GARY JUSTIS
"emergence"
Curated by: Arpad Kovacs, Getty Museum & Peter Frank, Huffington Post
March 16-April 9, 2016
Reception: Saturday, March 19, 7-9pm
The photographs in this exhibition are an extension of Gary Justis’s explorations in kinetic sculpture, digital image and light research that have been ongoing for the last 37 years. The complex material-based design processes in the sculptural research involves machines that move and find mechanical expression in real time by employing digital photography, video processes, and projected light/images.

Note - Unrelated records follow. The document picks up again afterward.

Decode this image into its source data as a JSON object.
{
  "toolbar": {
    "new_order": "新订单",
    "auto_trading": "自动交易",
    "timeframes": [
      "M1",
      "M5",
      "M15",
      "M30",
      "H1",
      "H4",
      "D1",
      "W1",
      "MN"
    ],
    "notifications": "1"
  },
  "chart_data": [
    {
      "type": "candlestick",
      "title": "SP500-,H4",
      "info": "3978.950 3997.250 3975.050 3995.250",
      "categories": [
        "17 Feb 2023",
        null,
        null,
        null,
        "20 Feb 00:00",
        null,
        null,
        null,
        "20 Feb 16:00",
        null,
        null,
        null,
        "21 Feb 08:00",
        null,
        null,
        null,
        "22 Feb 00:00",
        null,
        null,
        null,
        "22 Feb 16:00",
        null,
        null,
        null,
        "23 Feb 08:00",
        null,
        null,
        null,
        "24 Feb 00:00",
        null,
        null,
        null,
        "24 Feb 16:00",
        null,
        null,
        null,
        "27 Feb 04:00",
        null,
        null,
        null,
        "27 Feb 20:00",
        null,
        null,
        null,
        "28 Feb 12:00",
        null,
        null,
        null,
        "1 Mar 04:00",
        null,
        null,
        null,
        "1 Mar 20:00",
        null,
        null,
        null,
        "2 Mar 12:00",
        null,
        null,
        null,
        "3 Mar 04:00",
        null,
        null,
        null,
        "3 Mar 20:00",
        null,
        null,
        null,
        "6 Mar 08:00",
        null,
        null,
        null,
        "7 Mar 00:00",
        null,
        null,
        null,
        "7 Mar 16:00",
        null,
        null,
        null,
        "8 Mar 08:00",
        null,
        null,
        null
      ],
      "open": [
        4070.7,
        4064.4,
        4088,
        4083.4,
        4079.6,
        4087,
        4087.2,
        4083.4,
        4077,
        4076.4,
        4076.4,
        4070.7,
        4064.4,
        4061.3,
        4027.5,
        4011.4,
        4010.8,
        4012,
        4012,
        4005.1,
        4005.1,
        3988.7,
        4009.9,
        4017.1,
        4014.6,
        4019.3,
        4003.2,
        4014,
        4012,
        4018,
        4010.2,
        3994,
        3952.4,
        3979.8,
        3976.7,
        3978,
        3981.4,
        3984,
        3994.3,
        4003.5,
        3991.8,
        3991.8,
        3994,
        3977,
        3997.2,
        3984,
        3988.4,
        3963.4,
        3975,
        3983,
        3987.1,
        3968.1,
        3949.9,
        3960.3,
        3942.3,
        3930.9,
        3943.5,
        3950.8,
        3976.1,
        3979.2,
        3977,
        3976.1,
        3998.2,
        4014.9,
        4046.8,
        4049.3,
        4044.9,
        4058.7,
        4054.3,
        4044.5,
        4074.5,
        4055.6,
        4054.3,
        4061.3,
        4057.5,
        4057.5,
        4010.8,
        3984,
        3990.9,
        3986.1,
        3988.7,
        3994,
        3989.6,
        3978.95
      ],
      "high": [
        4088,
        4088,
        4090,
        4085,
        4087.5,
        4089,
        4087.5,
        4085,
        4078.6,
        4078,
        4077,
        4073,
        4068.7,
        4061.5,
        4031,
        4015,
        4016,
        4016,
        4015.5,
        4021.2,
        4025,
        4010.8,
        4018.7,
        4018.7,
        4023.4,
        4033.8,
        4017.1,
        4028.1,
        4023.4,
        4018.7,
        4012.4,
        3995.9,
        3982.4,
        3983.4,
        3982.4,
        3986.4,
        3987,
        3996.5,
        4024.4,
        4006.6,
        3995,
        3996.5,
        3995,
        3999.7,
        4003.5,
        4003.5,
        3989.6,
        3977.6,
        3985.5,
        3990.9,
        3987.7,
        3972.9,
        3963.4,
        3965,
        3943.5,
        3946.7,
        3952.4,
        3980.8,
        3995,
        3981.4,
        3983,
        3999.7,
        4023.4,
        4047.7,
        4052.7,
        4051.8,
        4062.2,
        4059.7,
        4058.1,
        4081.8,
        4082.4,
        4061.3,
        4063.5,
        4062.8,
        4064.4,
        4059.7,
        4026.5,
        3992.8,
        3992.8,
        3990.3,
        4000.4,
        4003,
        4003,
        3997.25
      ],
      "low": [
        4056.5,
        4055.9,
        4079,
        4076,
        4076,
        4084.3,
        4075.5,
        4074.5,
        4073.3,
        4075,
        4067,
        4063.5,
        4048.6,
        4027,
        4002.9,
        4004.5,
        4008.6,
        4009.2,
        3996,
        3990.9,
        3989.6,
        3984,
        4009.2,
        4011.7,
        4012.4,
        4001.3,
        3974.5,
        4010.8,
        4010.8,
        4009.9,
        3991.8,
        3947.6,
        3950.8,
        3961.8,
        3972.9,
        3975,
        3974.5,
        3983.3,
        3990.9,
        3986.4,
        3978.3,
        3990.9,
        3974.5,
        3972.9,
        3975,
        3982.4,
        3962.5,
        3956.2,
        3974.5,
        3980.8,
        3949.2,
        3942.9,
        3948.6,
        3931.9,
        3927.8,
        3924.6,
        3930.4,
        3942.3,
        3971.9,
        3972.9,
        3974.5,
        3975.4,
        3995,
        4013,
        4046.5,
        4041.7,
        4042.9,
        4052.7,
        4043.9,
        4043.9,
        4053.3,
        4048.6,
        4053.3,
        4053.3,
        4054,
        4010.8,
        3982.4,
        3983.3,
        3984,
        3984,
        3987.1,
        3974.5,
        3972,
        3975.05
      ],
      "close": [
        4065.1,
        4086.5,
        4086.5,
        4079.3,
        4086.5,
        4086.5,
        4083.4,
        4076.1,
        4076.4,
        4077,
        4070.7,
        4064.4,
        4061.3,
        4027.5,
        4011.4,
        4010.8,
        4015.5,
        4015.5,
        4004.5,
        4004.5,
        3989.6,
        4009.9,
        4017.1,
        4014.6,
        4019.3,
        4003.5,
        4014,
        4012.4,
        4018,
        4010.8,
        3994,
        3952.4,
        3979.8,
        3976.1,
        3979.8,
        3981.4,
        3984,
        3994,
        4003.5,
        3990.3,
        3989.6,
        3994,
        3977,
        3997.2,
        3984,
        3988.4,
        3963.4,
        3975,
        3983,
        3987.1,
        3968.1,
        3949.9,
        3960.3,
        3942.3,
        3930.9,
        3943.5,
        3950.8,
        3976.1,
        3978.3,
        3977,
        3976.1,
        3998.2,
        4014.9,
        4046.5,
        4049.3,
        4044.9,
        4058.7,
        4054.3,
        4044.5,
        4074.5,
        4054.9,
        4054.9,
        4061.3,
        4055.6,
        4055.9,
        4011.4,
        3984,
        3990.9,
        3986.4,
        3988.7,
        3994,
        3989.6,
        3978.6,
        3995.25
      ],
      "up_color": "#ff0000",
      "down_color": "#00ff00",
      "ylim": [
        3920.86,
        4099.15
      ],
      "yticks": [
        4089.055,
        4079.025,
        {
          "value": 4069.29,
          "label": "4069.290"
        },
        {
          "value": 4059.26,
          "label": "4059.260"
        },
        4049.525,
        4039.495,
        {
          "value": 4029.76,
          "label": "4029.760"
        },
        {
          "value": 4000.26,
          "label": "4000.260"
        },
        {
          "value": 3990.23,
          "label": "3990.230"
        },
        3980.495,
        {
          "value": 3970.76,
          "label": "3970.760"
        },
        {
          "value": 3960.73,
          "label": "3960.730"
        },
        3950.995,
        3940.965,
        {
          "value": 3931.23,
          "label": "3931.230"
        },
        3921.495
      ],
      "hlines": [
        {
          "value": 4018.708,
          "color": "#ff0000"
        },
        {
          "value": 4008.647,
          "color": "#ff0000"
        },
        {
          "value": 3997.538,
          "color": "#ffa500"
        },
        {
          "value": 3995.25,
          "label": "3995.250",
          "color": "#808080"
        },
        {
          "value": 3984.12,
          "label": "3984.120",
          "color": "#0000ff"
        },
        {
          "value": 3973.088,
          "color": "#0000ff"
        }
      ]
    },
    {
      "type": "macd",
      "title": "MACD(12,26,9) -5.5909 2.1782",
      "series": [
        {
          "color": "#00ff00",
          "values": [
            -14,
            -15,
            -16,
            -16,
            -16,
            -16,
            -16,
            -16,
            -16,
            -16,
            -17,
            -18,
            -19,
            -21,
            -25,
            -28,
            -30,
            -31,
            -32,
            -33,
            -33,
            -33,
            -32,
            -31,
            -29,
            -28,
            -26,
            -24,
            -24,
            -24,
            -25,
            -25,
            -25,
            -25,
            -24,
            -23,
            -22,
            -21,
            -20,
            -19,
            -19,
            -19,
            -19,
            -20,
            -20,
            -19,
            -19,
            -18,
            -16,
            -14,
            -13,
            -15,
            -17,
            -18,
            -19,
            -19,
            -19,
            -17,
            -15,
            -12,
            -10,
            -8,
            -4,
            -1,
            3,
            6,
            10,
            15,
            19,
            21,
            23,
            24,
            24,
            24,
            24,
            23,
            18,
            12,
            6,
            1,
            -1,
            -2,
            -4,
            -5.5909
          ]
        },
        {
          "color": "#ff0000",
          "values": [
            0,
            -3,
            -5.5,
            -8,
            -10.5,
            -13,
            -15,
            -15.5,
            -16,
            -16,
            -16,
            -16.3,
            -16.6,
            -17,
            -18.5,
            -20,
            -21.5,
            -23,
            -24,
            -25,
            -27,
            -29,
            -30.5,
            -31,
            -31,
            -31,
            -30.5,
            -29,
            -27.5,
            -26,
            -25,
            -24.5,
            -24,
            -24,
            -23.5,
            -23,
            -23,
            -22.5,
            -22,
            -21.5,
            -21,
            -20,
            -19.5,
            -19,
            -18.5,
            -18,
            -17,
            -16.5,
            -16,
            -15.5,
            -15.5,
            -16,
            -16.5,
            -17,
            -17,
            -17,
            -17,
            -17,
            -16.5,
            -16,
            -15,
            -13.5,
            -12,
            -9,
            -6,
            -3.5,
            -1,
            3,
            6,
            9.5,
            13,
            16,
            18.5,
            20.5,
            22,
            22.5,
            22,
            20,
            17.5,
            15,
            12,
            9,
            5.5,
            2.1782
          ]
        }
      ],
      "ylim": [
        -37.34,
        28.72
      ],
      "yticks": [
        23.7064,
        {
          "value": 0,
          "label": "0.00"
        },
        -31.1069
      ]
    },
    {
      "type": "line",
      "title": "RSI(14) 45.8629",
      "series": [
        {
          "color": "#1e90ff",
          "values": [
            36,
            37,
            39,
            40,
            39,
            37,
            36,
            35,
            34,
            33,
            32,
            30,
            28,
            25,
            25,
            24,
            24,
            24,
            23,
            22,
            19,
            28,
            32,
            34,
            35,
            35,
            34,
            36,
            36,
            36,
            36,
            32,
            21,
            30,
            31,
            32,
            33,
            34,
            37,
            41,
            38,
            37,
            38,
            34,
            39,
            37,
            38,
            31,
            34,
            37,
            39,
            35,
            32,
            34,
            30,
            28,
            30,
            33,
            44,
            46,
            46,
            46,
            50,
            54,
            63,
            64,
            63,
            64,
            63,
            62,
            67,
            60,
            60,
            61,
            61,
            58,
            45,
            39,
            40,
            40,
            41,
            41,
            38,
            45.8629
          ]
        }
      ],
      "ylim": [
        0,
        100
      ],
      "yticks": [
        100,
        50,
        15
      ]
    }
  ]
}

His focus ultimately realigned to the realization that the phenomenon of light and other artifacts from his sculpture could be utilized to create another source of visual expression in video and still digital images.
The photographs expand Justis’s visual language and in turn build upon photography’s historical progression. His photographs explore both abstraction and visual metaphor. The starting point lies in analog procedures (involving LED, incandescent, refracted and reflected light). Digital photographic technology, in keeping with it’s visual recording of light and the visible world, reveals other aspects of light and motion that are generally invisible to the human eye. This shifts Justis’s discoveries closer to a reciprocal cooperation with things that are rendered visible. Unseen but active forces are realized while finding strategies of capturing images that suggest life forms, objects and structures. His goal is to locate and record these ethereal images/entities that teeter on the edge of what we (the viewer) would find knowable.
The images form a conciliatory relationship between themselves and the viewer; between abstraction and recognizable imagery. An unexplored world of Justis’s creation is opened, one that contains objects and life forms that critique their own spiritual veracity or detached ephemerality, perched on an edge between substance and formlessness.